Oh, heavens, her mother was getting on her high horse! Even so, Ashlyn felt she just could not accept what had been arranged for her without question, without some sort of protest. ‘But why me? Why not Father?’
‘Because your father has always been his own boss, that’s why,’ her mother stated angrily. ‘Can you honestly see him taking orders from somebody else? His pride would never allow it.’
Pride again! But, so far as Ashlyn knew, board members didn’t have to take orders from anyone—or did they? It all proved how little she did know, she realised.
She tried to say as much. ‘But I don’t know anything at all about the business world. About—’
‘I’ve already told you that you don’t have to!’ Katherine Ainsworth remin
ded her sharply. ‘But this way we’ll be able to salvage some pride, and we’ll stop your father’s brothers from speculating that he had to sell, when they hear how badly Hamilton Holdings want you on their board.’
Uncle Edward and Uncle Richard wouldn’t be fooled for a minute! They knew as much as anybody that she wouldn’t know a balance sheet if she tripped over one. And did they pass balance sheets around at board meetings anyhow?
This was ridiculous. Totally ridiculous. ‘But—why me?’ she asked. If not her father, then surely her mother would be better able to sit on the board than—
‘Why not you?’ her mother cut through her thoughts. ‘Your father has worked hard all these years to support you and see that you’ve wanted for nothing!’ Ashlyn was staring, stupefied and shaken by such an attack, as her mother ended, ‘It won’t hurt you to do something for him for a change.’
Ashlyn normally had a very good relationship with her mother, given that her mother could occasionally be a bit sharp. But she was fairly staggered to have her round on her in this way, especially since her mother knew full well that she had been keen to train for a career—a career where she would have been able to support herself. Only her mother had objected. Ashlyn did not feel that now was the time to remind her of that fact. Though it was true that, apart from helping her parents entertain various business people from time to time, and act as hostess when her mother was unable, she had done little more to help her father. Not that she had been able to think of anything he wanted help with. Ah... How about he needed help—like now?
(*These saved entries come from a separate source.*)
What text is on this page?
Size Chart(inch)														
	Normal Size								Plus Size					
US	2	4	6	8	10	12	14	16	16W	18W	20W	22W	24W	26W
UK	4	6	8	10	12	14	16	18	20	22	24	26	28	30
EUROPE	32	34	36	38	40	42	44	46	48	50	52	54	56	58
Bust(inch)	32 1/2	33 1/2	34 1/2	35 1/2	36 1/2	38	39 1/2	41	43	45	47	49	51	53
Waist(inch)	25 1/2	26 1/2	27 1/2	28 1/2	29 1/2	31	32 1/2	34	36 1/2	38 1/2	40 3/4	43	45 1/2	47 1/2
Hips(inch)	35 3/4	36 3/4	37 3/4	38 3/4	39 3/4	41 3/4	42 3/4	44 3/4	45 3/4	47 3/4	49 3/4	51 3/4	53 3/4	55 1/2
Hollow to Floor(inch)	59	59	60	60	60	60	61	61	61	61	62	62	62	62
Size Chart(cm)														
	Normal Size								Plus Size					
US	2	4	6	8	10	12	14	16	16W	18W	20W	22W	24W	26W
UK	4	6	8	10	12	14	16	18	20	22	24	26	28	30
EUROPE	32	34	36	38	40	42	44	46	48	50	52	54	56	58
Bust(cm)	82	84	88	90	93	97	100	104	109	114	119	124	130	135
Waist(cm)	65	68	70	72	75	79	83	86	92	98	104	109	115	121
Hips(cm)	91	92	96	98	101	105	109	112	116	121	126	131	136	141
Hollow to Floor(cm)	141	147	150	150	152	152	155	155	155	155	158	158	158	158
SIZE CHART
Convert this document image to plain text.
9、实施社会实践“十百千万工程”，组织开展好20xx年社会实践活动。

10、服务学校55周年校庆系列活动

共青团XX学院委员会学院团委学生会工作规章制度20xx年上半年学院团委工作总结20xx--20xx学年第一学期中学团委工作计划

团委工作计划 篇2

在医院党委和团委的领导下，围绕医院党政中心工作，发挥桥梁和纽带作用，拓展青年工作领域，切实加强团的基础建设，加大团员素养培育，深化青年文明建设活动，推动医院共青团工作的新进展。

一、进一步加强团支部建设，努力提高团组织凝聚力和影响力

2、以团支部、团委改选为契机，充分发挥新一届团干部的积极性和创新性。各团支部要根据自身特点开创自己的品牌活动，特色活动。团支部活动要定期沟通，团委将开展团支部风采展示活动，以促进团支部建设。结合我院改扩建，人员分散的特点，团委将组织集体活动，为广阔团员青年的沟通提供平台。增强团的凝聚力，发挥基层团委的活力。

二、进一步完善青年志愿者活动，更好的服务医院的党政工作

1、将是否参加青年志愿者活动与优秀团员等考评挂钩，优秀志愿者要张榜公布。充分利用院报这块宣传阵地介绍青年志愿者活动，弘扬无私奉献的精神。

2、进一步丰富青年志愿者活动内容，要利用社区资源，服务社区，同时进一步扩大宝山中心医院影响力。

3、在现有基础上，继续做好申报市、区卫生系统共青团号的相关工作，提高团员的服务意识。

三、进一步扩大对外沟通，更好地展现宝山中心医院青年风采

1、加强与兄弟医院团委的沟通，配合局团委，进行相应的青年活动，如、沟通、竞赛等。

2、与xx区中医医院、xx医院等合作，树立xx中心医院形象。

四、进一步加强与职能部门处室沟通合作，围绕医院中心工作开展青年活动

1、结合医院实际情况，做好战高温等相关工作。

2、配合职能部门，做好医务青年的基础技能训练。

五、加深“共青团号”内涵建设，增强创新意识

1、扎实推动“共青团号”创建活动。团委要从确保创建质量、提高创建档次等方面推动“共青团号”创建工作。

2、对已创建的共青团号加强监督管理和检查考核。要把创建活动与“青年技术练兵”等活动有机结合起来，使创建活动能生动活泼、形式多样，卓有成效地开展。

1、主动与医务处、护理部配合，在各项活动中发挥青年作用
Yet, even while she was being made to feel guilty, and her protests seemed to be growing frighteningly fainter, she just had to try one more time. ‘You know I’ve absolutely no knowledge of business, and know nothing about boardroom procedure...’
‘You won’t need to know anything,’ her father came in bracingly. ‘All you have to do is make sure you attend every board meeting. I don’t want them to have the smallest excuse to part with you.’